By Sedef Onder
Some of my friends would be surprised to learn that I harbor a special affection for No Limit Texas Hold ‘Em poker. Truth is, I find a lot of parallels between the game and my life as a businesswoman.
The game, like any form of gambling, is inherently based on risk. In the case of no limit poker, you have to know when to take strategically-considered risks. Whether it be based on the strength of your hand; the personality, previous play and behavior, and motivations of your opponents; or maybe your position relative to the dealer button. Or sometimes simply based on a gut instinct. In short, it demands insight on your competitive landscape and market conditions.
It didn’t hurt that my first-ever time playing a cash game, I walked away $500 the richer. Or that in my first-ever time playing a tournament, which I learned requires a different style of play entirely, I placed 10th for winnings of about $1000. But ultimately, it’s not about the money; it’s the adrenaline you get from exerting control over something many misperceive as being determined by luck. Or the rush from having read an opponent well enough to call their bluff even though you know there are several hands that have you beat, and doubling your chip stack through that intuition. Or having the good sense to fold a top hand like pocket aces when you know your opponent has you beat, even though you started out on top at the beginning of the hand.
Ultimately, there’s a lot of discipline required. Financial discipline to effectively manage, grow, and sustain your chip stack…and importantly, get up from the table after those times you exhaust your pre-determined budget. Emotional discipline so you don’t go on tilt, despite losing hands when you’re playing a “best practices” type of game (“on tilt” refers to players who allow a lost pot or two to affect their ability to play solid poker, remain mentally sharp and focused in the game). And especially discipline in the form of patience required so you wait for the right hand, the right circumstances, the right table position, and the right play by your opponents before deciding whether and how to play your hand.
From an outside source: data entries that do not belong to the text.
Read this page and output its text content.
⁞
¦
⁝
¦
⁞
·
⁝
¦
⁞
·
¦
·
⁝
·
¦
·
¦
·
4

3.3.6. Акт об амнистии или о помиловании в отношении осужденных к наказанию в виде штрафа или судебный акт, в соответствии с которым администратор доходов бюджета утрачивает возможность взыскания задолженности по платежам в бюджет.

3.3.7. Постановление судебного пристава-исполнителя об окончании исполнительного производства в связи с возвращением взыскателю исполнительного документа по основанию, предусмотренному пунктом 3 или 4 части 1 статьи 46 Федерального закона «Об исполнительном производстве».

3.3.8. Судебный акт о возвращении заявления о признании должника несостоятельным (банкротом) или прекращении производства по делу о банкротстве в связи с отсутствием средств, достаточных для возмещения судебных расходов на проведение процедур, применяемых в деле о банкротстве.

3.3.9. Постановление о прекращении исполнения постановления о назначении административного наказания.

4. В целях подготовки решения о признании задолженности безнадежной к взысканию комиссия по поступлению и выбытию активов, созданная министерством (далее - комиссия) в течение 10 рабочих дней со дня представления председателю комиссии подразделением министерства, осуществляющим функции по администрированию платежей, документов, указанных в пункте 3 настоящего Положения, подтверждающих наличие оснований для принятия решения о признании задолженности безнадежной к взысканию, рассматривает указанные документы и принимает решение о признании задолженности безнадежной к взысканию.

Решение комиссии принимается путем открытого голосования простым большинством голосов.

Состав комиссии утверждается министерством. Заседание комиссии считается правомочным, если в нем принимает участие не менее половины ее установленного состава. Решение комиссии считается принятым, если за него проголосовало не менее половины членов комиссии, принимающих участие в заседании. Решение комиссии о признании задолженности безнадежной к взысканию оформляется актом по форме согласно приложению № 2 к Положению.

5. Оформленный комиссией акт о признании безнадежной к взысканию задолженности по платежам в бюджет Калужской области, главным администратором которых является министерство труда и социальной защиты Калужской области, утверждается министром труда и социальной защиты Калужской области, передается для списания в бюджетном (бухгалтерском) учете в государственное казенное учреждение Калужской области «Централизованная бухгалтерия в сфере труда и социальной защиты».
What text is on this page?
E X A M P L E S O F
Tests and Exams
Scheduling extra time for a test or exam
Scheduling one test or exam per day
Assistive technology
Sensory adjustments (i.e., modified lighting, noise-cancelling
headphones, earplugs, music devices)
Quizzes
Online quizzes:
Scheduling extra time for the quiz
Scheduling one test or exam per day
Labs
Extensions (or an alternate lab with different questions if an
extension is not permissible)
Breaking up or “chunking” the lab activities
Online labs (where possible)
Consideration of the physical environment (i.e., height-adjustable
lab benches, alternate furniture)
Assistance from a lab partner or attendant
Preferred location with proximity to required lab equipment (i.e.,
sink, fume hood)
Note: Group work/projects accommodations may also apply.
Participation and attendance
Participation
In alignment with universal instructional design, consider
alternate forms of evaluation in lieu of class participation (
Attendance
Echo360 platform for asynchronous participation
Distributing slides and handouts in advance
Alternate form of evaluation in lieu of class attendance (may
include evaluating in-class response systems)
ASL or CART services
Analytical skills are essential, including game theory and basic math. What’s the probability of your hand being the strongest, based on the open cards on the table and how others are playing their hands? What size bet do you need to make relative to the pot to push opponents out of the hand, even though they may have a stronger hand? What are they signaling about the strength of their hand when they place their bets? What are your “outs” based on your hand and the open cards, or how many different cards can potentially give you the winning hand… and what are the odds that they will be dealt?
It’s as strategic a game as chess. With the same ongoing need for mentally processing information based on recent history and patterns, current situations, potential choices, predictive behavior, and outcomes. Not unlike the world of business.
No limit poker is a psychological dance, with subtle negotiations, posturing and concessions occurring over hours of play. Players these days are as likely to be college students, mothers, retired seniors on fixed incomes, and business professionals of both sexes, as they are to be die-hard Vegas cowboys or the average Joe Sixpack whose been playing a regular home game for decades.
But for me, and I suspect most habitual players, it’s more for the fun and sheer pleasure of play than for the brain exercise. I was a skeptic who had the good fortune to be introduced to the game by a friend who consistently reminds me that the best poker players have killer instincts. “No mercy” she says under her breath as we enter a room full of players. Even so, I often find it hard to take the very last dollar of any opponent, though I’m keenly competitive. I’m just there for the sport.
So, as they say, may your cards be live and your pots be monsters.